DESCEFACIL: quando a obra deixa de ser objeto e passa a sustentar o uso
Minhas obras nunca foram pensadas para existir apenas como contemplação.
Elas nascem do atrito entre matéria, gravidade e necessidade.
Peso, fluxo, queda, repetição — tudo isso sempre esteve presente, mesmo quando não era explícito.
O DESCEFACIL surge exatamente desse ponto:
não como um produto separado da minha arte, mas como uma continuação lógica dela.
Arte que entende o caminho da matéria
Quem observa minhas peças percebe um padrão:
formas que conduzem, superfícies que aceitam o desgaste, estruturas que não lutam contra a gravidade — trabalham com ela.
O DESCEFACIL é isso aplicado à função.
Um sistema de abastecimento vertical que não força, não pressiona, não acelera artificialmente.
Ele desce porque precisa descer.
Simples. Inevitável.
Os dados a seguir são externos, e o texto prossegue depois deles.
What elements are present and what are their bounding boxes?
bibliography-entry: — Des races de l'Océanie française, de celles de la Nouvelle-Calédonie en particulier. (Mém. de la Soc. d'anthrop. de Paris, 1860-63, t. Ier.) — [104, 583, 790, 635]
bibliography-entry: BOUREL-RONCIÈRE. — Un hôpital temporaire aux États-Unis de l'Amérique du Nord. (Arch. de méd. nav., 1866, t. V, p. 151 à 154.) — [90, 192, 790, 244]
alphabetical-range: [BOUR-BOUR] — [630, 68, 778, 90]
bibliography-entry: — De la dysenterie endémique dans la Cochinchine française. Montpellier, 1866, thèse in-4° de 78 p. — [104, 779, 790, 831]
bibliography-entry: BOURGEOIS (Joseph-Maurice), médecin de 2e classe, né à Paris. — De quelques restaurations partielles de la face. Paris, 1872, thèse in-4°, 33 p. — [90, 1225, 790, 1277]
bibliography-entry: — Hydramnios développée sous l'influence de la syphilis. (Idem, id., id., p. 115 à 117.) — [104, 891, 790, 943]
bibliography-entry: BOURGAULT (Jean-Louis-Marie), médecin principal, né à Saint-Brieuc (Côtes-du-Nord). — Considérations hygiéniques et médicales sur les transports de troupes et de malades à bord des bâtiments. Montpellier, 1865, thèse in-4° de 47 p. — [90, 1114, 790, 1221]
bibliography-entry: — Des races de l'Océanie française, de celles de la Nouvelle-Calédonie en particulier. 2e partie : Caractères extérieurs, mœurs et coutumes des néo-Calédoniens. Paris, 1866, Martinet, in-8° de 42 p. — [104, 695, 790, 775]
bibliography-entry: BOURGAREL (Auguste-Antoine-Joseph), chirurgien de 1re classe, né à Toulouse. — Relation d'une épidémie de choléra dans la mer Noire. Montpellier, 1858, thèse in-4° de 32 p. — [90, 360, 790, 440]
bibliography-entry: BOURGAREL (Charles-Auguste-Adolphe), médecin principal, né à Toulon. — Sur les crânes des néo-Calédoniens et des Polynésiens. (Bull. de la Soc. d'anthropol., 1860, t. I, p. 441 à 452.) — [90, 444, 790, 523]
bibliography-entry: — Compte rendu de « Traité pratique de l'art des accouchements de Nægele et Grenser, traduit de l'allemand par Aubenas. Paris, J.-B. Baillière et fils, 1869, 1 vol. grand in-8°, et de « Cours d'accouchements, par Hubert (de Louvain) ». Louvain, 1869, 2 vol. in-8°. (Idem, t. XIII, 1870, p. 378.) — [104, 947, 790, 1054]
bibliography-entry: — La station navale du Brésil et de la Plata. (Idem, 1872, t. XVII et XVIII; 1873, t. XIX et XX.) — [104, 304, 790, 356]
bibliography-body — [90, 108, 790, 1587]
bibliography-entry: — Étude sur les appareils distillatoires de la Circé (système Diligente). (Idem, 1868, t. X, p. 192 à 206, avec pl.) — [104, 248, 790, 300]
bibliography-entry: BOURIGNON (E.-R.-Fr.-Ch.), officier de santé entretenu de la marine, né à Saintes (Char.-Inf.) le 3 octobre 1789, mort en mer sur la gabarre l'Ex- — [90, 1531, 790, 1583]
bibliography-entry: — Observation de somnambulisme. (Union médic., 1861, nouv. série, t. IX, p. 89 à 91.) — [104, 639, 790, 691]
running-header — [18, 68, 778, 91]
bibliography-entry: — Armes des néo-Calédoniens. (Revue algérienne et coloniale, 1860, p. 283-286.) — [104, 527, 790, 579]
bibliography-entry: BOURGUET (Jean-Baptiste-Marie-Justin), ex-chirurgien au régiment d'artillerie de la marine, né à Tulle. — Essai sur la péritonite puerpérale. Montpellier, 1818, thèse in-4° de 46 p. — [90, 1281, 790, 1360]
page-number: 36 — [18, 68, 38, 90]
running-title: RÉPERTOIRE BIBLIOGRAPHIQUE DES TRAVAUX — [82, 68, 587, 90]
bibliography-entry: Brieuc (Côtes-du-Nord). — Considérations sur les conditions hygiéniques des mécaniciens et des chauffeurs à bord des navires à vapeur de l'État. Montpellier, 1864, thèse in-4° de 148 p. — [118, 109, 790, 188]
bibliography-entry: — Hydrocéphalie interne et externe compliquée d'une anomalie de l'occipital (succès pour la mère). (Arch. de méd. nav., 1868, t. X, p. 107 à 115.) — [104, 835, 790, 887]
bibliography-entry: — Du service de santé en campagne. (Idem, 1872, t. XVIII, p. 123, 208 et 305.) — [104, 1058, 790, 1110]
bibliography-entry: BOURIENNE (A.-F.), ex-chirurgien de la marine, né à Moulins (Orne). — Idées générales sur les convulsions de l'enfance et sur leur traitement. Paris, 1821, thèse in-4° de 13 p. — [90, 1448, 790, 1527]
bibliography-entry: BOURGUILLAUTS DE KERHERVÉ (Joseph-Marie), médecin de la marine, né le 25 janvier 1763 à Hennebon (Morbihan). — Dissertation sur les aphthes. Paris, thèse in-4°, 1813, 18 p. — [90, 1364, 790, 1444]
Controlado.
Assim como na escultura, o fluxo não é decorativo — ele é o conceito.
Verticalidade não é estética, é decisão

Escolher o eixo vertical não foi uma escolha visual.
Foi uma escolha estrutural.
- Menos esforço
- Menos pontos de falha
- Menos energia desperdiçada
- Mais previsibilidade
Na arte, isso aparece como silêncio formal.
No sistema, aparece como eficiência brutal.
O DESCEFACIL não tenta impressionar.
Ele resolve.
Quando a obra vira sistema

Para mim, não existe separação real entre arte e engenharia.
Existe intenção.
Minhas obras testam ideias no campo simbólico.
O DESCEFACIL testa essas mesmas ideias no campo físico.
Ambos trabalham com:
- Gravidade
- Fluxo
- Tempo
- Uso contínuo
A diferença é que um pede contemplação.
O outro pede confiança.
Conclusão
O DESCEFACIL não nasceu para ser bonito.
Nasceu para ser inevitável.
Assim como minhas obras, ele aceita o mundo como ele é —
e constrói algo sólido a partir disso.
Arte que sustenta.
Sistema que pensa.
Matéria que desce.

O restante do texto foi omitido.